Ver o Caveira daquele jeito me derrubou. Eu sempre soube que pra minha cabeça mermo, era melhor levar um tiro do que ver o mano estirado no chão. Eu tava certo, na moral. O Caveira é meu chefe, mas é meu amigo e muito além disso também, ele é meu irmão. 

Foi ele que me tirou de uma vida de merda e me deu a opção de escolher a parada que eu ia ser. Ele colocou fé no meu potencial e meteu logo um cargo altão pra mim no bagulho. Antes de eu ter grana pra sustentar minha família, aquele pau no cu bancou tudo que precisava na minha casa e tudo que minha coroa queria. 

Quando os médicos levaram ele pra uma sala e eu não podia entrar, respirei fundo antes de voltar pra recepção onde os moleque tavam tudo. Passei a mão no rosto sabendo que uma hora ou outra eu ia ter que ligar pra mãe dele, pra irmã, pro TH e avisar pra Rafa. Eu nem sabia como fazer uma parada assim. 

Voltei pra recepção e todo mundo já veio me encher de pergunta e eu já meti logo um serinho, falando que não sabia e sentei numa cadeira mais afastada. Precisava pensar. 

— Já ligou pra coroa do mano? — D2 para na minha frente e coloca a mão na minha cabeça.

— Ainda não. — balanço a cabeça negando.

— Vai logo, cara. Quanto mais demorar pra fazer, pior vai ser. Só faz de uma vez. — levanto a cabeça e encaro ele. 

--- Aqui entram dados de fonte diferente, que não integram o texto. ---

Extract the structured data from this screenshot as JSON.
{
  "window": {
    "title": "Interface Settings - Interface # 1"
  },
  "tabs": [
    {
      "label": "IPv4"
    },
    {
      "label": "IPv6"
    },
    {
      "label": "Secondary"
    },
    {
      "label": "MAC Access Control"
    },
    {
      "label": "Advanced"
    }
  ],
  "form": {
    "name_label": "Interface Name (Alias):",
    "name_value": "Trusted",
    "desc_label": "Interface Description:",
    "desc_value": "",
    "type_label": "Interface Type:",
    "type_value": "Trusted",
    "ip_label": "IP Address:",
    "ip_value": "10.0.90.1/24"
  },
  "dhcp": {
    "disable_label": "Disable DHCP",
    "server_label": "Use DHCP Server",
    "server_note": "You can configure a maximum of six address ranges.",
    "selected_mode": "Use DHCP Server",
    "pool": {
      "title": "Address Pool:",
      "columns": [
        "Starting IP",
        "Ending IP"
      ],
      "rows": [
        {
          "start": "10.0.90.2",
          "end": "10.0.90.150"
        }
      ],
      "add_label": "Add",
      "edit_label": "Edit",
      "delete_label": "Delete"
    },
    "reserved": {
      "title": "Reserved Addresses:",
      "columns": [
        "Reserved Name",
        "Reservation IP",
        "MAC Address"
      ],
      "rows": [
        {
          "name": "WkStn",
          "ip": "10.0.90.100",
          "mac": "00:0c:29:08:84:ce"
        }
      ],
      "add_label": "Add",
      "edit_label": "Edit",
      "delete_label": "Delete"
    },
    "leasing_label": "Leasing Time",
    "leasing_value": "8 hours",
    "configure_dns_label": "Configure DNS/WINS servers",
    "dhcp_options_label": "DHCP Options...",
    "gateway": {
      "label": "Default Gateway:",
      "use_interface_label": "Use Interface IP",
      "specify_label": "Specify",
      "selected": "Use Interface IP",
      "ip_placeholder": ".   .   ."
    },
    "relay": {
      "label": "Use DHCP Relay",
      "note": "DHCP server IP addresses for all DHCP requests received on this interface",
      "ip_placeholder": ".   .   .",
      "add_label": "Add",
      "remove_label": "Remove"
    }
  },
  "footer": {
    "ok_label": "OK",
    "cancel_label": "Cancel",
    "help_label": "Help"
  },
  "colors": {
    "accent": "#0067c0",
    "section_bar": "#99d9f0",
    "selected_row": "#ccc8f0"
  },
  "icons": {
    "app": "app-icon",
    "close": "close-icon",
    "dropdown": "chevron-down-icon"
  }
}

Ele tava certo. Eu queria que o Caveira saísse de lá e ele mermo pudesse avisar pra família dele, mas o papo é que eu nem sei quanto tempo isso pode demorar. Pego o meu celular do bolso, discando o número do TH, ele vai ser o primeiro. Depois de chamar umas quatro vezes, ele atende.

— Qual a boa, molecote? — ele diz feliz e eu respiro fundo.

— TH, é o Caveira. — ele não fala nada do outro lado e eu continuo. — Pegaram ele na covardia, encheram o mano de bala. Ele tá no hospital. 

— Quem? — ele se limita nisso.

— Foi a polícia, mano. Avisa pra Marcela, eu vou falar com a mãe dele. — ele fica calado por um tempo e quando eu penso em desligar, ele responde. 

— Não. Deixa a coroa lá. Eu vou pra aí com a Marcela, quando ele tiver bem, ele fala com ela. — ela vai matar a gente. 

— Mano, ela vai me matar. — eu digo rindo pelo nariz.

— Eu assumo a bronca. — ele faz o mesmo do outro lado e desliga em seguida.

O celular dele vibra, dessa vez é mensagem. Pego, olhando a tela e vejo que tem uma pá de mensagem do b.o que ele arrumou, mas a última me chamou atenção.

"Por favor, só me responde qualquer coisa. Eu tive um pressentimento muito ruim."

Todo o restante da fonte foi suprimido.